Diyanet İşleri Başkanlığının 20 yılı aşkın süredir kutladığı 'Kutlu Doğum Haftası' çeşitli etkinliklerle kutlanacak.

Diyanet İşleri Başkanlığının 20 yılı aşkın süredir kutladığı 'Kutlu Doğum Haftası' dün gece özel bir programla başladı. Ankara Arena Spor Salonunda Cumhurbaşkanı Abdullah Gül'ün de katılımıyla resmi açılış töreni yapılan hafta, yurt içinde ve yurt dışında çeşitli etkinliklerle kutlanacak.
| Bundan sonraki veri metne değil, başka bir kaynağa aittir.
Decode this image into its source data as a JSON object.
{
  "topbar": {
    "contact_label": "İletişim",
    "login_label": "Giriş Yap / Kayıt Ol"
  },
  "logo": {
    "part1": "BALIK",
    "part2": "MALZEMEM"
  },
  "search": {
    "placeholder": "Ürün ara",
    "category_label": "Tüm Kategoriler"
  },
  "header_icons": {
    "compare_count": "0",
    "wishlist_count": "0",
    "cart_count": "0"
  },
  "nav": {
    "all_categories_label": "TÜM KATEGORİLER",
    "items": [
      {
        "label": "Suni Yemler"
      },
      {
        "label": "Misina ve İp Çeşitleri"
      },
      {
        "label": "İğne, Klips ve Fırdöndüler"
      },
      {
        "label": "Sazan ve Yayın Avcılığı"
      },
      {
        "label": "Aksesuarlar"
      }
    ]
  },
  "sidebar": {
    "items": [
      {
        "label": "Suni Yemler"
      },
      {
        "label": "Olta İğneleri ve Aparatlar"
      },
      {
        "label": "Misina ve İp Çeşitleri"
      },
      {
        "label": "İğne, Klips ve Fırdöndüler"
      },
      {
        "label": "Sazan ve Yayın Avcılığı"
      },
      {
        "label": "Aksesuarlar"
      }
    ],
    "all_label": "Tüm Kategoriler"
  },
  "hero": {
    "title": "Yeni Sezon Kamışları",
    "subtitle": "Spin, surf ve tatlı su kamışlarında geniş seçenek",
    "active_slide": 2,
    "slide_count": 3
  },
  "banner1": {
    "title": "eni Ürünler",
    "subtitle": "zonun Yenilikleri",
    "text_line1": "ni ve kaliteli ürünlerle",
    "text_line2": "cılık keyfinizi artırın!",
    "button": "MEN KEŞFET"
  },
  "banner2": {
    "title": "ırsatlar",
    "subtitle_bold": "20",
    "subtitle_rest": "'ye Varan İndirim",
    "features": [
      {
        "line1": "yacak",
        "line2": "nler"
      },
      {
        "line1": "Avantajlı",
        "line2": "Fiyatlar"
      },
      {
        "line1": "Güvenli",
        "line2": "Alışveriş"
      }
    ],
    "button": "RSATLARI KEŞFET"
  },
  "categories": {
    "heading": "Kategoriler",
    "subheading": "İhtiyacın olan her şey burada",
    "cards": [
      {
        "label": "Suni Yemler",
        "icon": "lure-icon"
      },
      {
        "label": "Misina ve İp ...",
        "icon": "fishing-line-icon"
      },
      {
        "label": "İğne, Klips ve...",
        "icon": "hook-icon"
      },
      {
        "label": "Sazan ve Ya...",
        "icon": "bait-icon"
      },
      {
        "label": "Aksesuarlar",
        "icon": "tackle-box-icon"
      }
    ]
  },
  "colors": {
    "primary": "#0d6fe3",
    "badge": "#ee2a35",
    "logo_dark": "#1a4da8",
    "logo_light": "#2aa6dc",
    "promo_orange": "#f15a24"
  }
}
Kur'an tilaveti ve Salavat-ı şerifler ile başlayan gecenin açış konuşmasını yapan Diyanet İşleri Başkanı Prof.Dr. Mehmet Görmez, dinin, bu milletin en önemli ortak bir değeri olduğunu kaydederek, "Bu millet, İslâm’ı kendine din olarak seçtikten sonra beşer olarak kendine rehber ve önderlikte değişmez yegâne örnek olarak sadece ve sadece Hz. Peygamberi kabul etmiş ve O’na olan ihtiram ve saygısını kendi üslubunca bu topraklarda yaşata gelmiştir. Çocuklara verilen isimlerde en çok O’nun ismi vardır. Birçok tören ve merasimler O’na salat ve selam getirilerek yapıla gelmiştir. Bu vatanı savunan kahramanların adı onun ismiyle anılır. O’nun hayatı her anne babanın dillerinin döndüğü kadarıyla çocuklarına öğrettikleri ilk bilgidir. Onlar bu hayatı bir ahlak ve örneklik olsun diye öğretirler" ifadelerini kullandı.Kutlu Doğum Haftası, dün gece Ankara Arena Spor Salonundaki resmi açılışın ardından bu defa da İstanbul'da Başbakan Recep Tayyip Erdoğan'ın katılımıyla kutlandı.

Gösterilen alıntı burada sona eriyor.